Indeed, a foreigner as informed as the late Craig Claiborne, guru to two generations of U.S. gourmets, hazarded his own definition: "an assortment of small morsels of freshest raw fish and seafood, pressed into cold rice lightly seasoned with vinegar."

But now, almost nine centuries after the first record of anyone's dining on the stuff, Japanese are publicly debating just what, legally speaking, sushi is.

And on the answer could hinge the settlement of one of the bitterest of the scores of disputes that inflame relations with the United States, Japan's No. 1 trade partner.

The debate started with Sushi Boy Inc., an Osaka-based company that mass-produces the national delicacy and sends it out for customers to take from chain-link conveyor belts in each of its restaurants.
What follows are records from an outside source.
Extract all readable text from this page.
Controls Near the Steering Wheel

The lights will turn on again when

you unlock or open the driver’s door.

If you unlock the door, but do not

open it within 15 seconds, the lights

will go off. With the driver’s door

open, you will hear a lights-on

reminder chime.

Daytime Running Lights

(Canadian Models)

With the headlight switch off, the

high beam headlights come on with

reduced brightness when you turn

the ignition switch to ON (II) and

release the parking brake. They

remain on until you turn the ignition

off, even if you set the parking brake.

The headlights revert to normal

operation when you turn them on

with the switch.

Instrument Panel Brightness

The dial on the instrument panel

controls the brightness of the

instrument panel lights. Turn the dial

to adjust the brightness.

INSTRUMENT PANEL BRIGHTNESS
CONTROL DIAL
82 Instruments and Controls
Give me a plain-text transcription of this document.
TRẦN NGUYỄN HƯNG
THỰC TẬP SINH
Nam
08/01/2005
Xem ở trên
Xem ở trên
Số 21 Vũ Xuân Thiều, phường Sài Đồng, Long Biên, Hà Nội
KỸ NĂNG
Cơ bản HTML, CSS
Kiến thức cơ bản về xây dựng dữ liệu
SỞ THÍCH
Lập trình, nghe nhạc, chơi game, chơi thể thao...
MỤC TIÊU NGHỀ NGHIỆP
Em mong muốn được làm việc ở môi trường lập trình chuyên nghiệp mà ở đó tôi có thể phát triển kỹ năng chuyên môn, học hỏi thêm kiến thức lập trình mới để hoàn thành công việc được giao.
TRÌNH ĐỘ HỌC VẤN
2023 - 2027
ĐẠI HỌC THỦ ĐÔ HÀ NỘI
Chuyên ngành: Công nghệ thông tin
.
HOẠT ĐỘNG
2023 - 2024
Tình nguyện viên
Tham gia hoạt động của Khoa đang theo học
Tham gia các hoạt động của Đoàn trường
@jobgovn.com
Starting in November, Sushi Boy plans to manufacture Japan's national dish in Escondido, Calif., freeze it and import it into Japan to put on conveyors at the company's 44 shops all over the country.

Not so fast, said bureaucrats at Japan's National Food Agency. On Sept. 4, they instructed Sushi Boy to give them samples of the proposed new import.

Only with a sample in hand, the bureaucrats said, could they properly weigh a question this country's government has never before had to confront: Under Japan's import-control laws, what is sushi?

It is as sensitive as any question they will ever handle.

Behind it lies a bitterly contested law that says nobody can import rice into Japan.

Two years ago, the Ministry of Agriculture and Fisheries called the police and came a diplomat's phone call short of arresting Americans who publicly tested that law. They had put U.S. rice on display at an exhibition hall -- not to sell, just to let Japanese see foreign rice.

The phone call was from the U.S. Embassy. It persuaded delegates from the U.S. Rice Miller's Association that they'd already won the publicity battle and need not let themselves be hauled away.

This is what the bureaucrats want to decide: Is sushi a fish product, and therefore legal to import? Or is it a rice product, and therefore banned?

"It's a fish product," says Fujio Matsumoto, president of Sushi Boy. "We make sushi with 10 grams of fish and 23 grams of rice, and under the law that's enough fish to make it a prepared fish product."

Maybe, a food agency spokesman said yesterday, but also maybe not.

"One of the requirements of a prepared product is that the fish and the rice be inseparable," he says. "In some kinds of sushi, they can be separated, and then the rice portion might legally be rice. That's why we want to see the actual product."

The question thus might turn on architectural differences between the two most popular kinds of sushi.

Nigiri, the most popular, has a layer of raw fish or seafood on top of a layer of rice. Maki, the second-most popular, has a core of fish or vegetable surrounded by rice and wrapped in seaweed.

On one central question, there is no disagreement.

Sushi is a lot cheaper with California rice than with Japanese rice.

"We buy California rice at a sixth of the Japanese price, and it's very similar to what we get at home," Mr. Matsumoto says.

Even after freezing the sushi, shipping it to Japan and thawing it, he says, "we can sell a three-piece serving for 100 yen (about 80 cents), compared with two pieces for 200 yen (about $1.60)."

Given how much sushi Japanese put away every day, that's precisely why the idea quickly became so controversial. Newspapers are already dubbing it "The Great Sushi Debate."

For if Mr. Matsumoto is right, and imported sushi is a prepared fish product, Japan's powerful farm lobby could find its last big wall of protection has sprung a gaping leak.